The movements weren't lightning-fast — the robot visibly "thought" and checked its position before each action — but that very precision is groundbreaking. Why does it matter? Because we don't build humanoid robots just to look like humans. We build them because the world around us is designed for the human body — door handles, tools, controls, stairs. For a robot to work in our environment, it needs hands that can handle it. SharpaWave shows that this boundary is rapidly shifting.

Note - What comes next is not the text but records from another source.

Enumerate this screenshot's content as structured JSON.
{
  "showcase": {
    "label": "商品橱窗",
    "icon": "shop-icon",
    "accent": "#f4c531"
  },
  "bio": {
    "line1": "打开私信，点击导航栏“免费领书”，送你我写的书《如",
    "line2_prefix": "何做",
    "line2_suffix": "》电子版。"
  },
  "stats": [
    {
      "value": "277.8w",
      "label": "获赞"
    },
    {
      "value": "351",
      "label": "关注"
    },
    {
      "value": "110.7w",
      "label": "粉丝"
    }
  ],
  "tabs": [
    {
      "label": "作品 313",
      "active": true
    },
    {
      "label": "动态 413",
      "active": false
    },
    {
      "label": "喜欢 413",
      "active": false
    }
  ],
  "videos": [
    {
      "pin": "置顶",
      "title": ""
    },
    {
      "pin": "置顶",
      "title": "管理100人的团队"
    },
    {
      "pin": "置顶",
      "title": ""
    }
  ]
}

What It Means for Europe and the Czech Republic

While China and the US are racing to deploy humanoid robots, Europe — and with it the Czech Republic — is largely watching from the sidelines. None of the robots mentioned above currently have official European distribution, and Czech localization isn't even on the table. Agibot is expanding into Asia and the Pacific (partnerships with NCS and Huazhi Tiancheng) and holds partner conferences in Shanghai and London, but the primary markets remain in China.

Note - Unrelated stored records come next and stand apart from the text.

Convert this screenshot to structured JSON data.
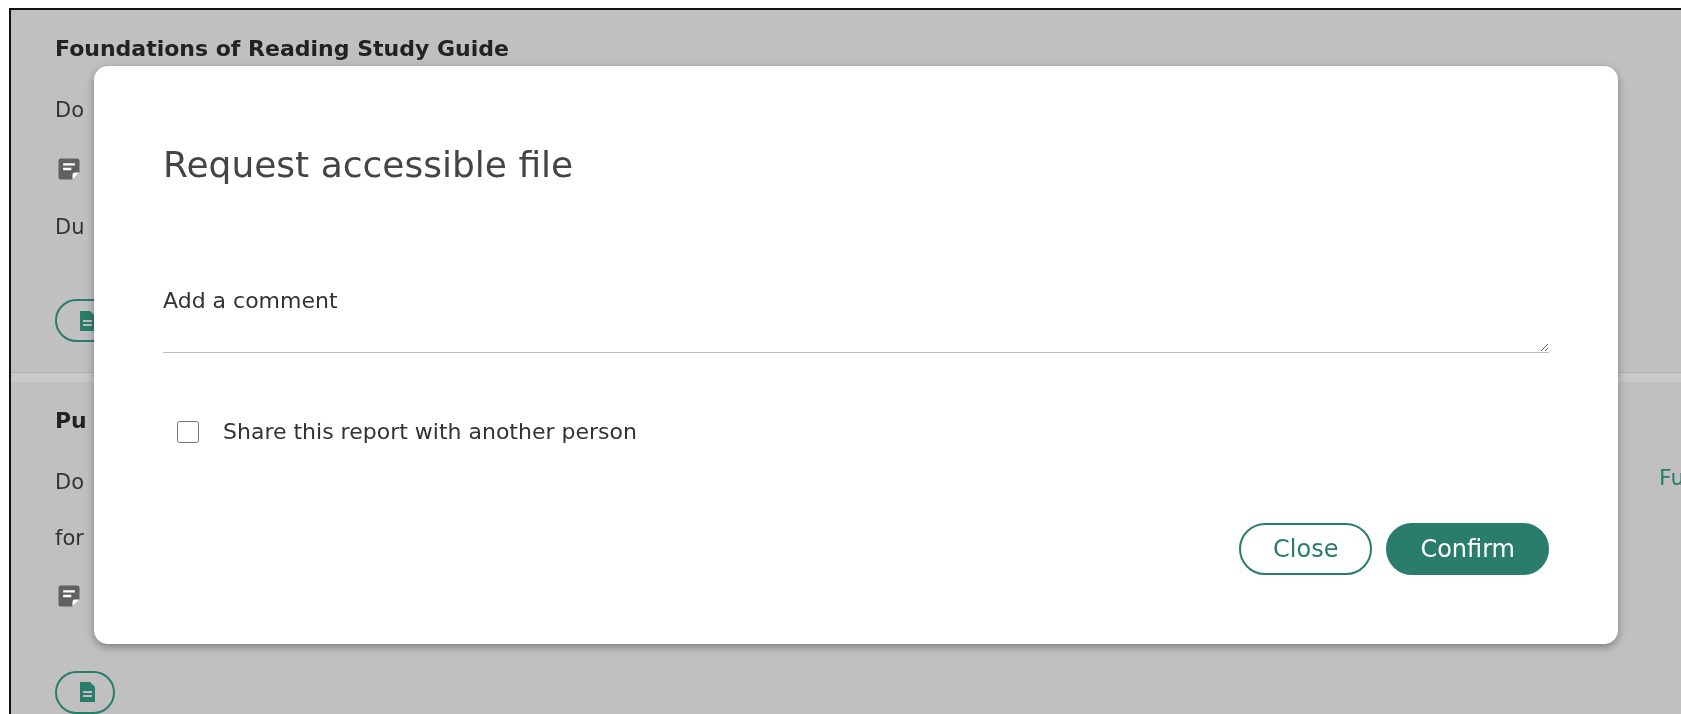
{
  "background": {
    "rows": [
      {
        "kind": "title",
        "text": "Foundations of Reading Study Guide"
      },
      {
        "kind": "text",
        "text": "Do"
      },
      {
        "kind": "icon"
      },
      {
        "kind": "text",
        "text": "Du"
      },
      {
        "kind": "pill"
      },
      {
        "kind": "divider"
      },
      {
        "kind": "title",
        "text": "Pu"
      },
      {
        "kind": "text",
        "text": "Do"
      },
      {
        "kind": "text",
        "text": "for"
      },
      {
        "kind": "icon"
      },
      {
        "kind": "pill"
      }
    ],
    "side_link": "Fu"
  },
  "modal": {
    "title": "Request accessible file",
    "comment": {
      "placeholder": "Add a comment"
    },
    "checkbox": {
      "label": "Share this report with another person",
      "checked": false
    },
    "buttons": [
      {
        "label": "Close",
        "kind": "secondary"
      },
      {
        "label": "Confirm",
        "kind": "primary"
      }
    ]
  }
}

On the other hand — the EU AI Act, which has come into force, sets the strictest regulatory framework for AI and robotics in the world. For European companies, this represents both a barrier and an opportunity: if they can build robots that comply with European safety and transparency standards, they'll gain a competitive advantage in one of the largest markets on the planet. Czech tech companies and universities (such as CTU's Faculty of Electrical Engineering or BUT in Brno) are already engaged in robotics, but mass deployment of humanoids in Czech factories is still at least several years away.

Data, Not Hardware: The Real Battlefield of Robotics

If there's one lesson to take away from CES 2026, it's this: the humanoid robotics race won't be won with better motors or more durable joints. It will be won with data. Agibot has understood this and invests massively in infrastructure that allows robots to learn directly from real-world operation. Every deployed robot generates data that feeds back into the training cycle. It's the same principle behind the success of large language models — except here we're not talking about text, but about physical interaction with the world.

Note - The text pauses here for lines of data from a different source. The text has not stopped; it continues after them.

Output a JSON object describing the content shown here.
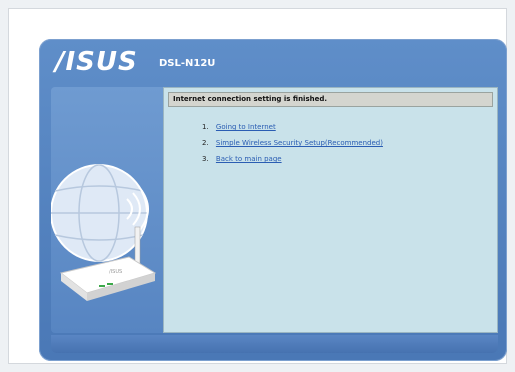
{
  "brand": {
    "logo_text": "/ISUS",
    "model": "DSL-N12U"
  },
  "status": {
    "message": "Internet connection setting is finished."
  },
  "options": [
    {
      "number": "1.",
      "label": "Going to Internet"
    },
    {
      "number": "2.",
      "label": "Simple Wireless Security Setup(Recommended)"
    },
    {
      "number": "3.",
      "label": "Back to main page"
    }
  ],
  "colors": {
    "frame_blue": "#4a78b6",
    "content_bg": "#c9e2ea",
    "link": "#2a5db3"
  }
}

Sharpa, Unitree, and EngineAI are showcasing individual technological peaks — precise hands, dynamic stability, combat capabilities. Agibot, meanwhile, is building a complete ecosystem in which hardware, software, and data form one interconnected whole. And that is a strategy that could define the next decade of robotics.

Can humanoid robots from Agibot or Unitree be purchased in the Czech Republic?

Not yet. Agibot primarily supplies the Chinese and Asia-Pacific market. Unitree G1 is commercially available, but there is currently no official distribution in the EU or the Czech Republic. Purchasing would require direct import, which complicates service, certifications, and the language barrier.

What is the difference between a humanoid robot and an industrial robot like those we know from car factories?

Industrial robots (such as KUKA or ABB robotic arms) are fixed-installation machines programmed for a single repetitive task — welding, painting, assembly. A humanoid robot, by contrast, mimics the human body and is designed to handle various tasks in environments built for people. It can walk, manipulate different tools, and adapt to changing conditions.

Are robots like Unitree G1 dangerous?

Both Unitree G1 and EngineAI T800 possess considerable strength — EngineAI T800 can kick with enough force to seriously injure a person. That's why manufacturers implement multi-level safety mechanisms including collision detection, force limiting, and emergency shutdown. In commercial deployment, these robots are intended for controlled environments, not for unsupervised free interaction with the public.